Sunday, July 23, 2006

*#@COWBOY SAMURAI @#* (IN MINOR SWING)

Objective:
To string the elements of the West, the Japanese, and the jazz into a comedy and to reconstruct the classic story of the hero saving the damsel in distress.


Treatment:
Intro – Deep Purple, Smoke in the Water
The Cowboy samurai, the Damsel, the Underlings, the Pirate stand at the Arch De Triumph, Washington Square Park.

The Asskicking, the Showdown, the Serenade –
Minor Swing, Django Reinhardt
Cowboy samurai zigzags from one cover to the next. He rolls over, falling at the feet of the Underlings. The confrontation kicks off – the jitter to the right, the jitter to the left.
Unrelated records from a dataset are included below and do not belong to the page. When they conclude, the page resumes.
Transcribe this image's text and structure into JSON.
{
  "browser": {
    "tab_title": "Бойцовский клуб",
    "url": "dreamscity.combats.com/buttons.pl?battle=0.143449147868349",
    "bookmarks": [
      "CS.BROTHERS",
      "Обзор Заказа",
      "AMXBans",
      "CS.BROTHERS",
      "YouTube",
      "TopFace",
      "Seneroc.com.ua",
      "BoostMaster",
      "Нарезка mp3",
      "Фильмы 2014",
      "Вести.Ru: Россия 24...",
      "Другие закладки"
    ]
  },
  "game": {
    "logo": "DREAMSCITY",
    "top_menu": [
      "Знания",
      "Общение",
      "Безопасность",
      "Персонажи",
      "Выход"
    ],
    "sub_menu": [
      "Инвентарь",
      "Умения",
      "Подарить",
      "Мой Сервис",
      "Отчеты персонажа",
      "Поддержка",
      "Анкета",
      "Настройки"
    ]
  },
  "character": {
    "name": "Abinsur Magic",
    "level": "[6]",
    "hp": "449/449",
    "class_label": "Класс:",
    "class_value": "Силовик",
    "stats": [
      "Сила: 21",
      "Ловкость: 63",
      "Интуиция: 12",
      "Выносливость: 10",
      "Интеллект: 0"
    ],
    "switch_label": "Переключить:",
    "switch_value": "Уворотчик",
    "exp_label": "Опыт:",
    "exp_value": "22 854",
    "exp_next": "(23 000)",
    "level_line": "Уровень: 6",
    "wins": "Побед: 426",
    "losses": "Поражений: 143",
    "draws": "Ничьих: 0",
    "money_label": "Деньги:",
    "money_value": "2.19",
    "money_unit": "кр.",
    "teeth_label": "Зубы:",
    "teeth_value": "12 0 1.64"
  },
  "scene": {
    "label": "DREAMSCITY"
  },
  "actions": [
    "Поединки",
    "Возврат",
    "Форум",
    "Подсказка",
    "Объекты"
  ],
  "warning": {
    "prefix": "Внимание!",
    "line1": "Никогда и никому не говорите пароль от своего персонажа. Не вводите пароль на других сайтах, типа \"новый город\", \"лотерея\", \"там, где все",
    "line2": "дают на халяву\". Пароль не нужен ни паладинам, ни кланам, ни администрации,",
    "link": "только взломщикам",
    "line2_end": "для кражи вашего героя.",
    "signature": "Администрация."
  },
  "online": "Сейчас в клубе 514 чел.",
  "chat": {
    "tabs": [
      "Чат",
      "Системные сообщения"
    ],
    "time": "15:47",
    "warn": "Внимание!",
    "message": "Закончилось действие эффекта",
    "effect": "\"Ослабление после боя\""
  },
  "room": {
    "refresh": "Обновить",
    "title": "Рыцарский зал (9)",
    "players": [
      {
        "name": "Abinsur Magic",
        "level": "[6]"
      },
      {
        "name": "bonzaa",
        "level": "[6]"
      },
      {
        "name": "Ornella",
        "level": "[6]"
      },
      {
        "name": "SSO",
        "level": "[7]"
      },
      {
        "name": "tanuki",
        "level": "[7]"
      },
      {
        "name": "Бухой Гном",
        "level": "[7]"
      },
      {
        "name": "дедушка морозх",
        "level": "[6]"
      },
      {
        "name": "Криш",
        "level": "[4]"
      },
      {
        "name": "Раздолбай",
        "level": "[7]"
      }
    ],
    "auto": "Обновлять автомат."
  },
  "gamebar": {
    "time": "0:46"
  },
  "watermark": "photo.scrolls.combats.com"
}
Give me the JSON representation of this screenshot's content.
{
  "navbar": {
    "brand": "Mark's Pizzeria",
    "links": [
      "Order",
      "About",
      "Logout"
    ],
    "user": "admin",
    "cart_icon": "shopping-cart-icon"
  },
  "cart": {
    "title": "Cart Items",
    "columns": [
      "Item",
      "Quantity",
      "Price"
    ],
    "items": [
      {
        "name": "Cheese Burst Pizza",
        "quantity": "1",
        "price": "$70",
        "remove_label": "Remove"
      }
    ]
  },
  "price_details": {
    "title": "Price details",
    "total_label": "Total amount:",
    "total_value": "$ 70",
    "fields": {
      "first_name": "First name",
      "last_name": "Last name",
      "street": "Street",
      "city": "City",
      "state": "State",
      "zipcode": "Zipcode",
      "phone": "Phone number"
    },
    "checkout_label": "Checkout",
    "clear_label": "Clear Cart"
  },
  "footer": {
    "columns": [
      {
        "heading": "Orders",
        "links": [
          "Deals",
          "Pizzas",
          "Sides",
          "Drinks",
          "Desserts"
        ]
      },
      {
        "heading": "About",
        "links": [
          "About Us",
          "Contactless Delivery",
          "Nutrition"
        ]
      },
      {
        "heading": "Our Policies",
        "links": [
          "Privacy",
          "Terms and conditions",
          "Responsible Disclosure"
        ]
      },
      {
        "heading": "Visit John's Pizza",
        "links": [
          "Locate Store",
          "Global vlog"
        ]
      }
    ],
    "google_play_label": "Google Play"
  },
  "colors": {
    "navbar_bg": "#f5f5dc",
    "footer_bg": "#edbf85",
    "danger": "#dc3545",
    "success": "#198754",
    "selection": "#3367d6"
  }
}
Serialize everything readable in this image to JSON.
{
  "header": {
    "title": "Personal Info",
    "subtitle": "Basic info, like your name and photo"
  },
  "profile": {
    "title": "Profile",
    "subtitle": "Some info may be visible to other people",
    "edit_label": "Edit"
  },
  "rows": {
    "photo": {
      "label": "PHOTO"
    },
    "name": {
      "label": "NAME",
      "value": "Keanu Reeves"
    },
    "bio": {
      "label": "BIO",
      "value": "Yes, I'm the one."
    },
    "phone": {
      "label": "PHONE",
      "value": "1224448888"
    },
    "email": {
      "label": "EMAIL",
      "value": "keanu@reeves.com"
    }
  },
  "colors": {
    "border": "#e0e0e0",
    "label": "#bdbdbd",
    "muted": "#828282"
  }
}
Underling 1 pushes Underling (wheelchair) to strike Cowboy samurai. Cowboy samurai dodges. He slashes the Underlings in a fatal symphony.

Cowboy samurai dashes across the grasslands, the trees, the fences, the people of Washington Square Park. Pirate swaggers, and teases his prized Damsel. Cowboy samurai saunters in, puffs a cigarette. The close in, the jitter to the right, the jitter to the left, the slash - Pirate breaks and falls in a tragic rhapsody.

The Damsel is saved. The Cowboy samurai, the Damsel, serenades in a minor swing.



This film, I think, is really the most ass-kicking, and a gut-wrenching one! Really proud of my cheesy story idea, that is the essence of the comical set-up! A cowboy doubling up as a samurai, slashing bad asses and then goes on a serenade with the damsel he saved from distress!!!

I had 6 actors involved in my cast and there was certainly the trouble of finding them, BIG TIME! Well, in the end, I got them right at the last minute. The cowboy samurai is a real cowboy from Texas, my roommate. The damsel is the cowboy's lady in interest, the underlings, one being my other roommate, the other two coming from another crew in my class whom I took great effort to convince. The baddest of all villain, the kungfu master, was to be me initially. But it turn out that the villain is to be the pirate, played by my roommates' TV and Documentary classmate who came for a stroll in the park and who is also a professor in Turkey. My other roommate who played the villain became the wheelchair bound underling at his own initiation since he liked playing on the wheelchair that I borrowed to make my dolly shots.

Of course, with the cheesy sequences, there were constant jibes by the actors, my frequent hair-pulling, eye-rolling act of frustration at getting the ridiculous feat done. I almost gave up, and I almost gave up!

And so the shoot went, a swashbuckling cowboy doubling as a samurai displaying cheesy strokes on the plastic sword, killing off the bad villains who were too willing to fight the great cowboy samurai without any weapons. The rescue was a dance, a romance, with the damsel flashing a sweet smile to end the crowning affair.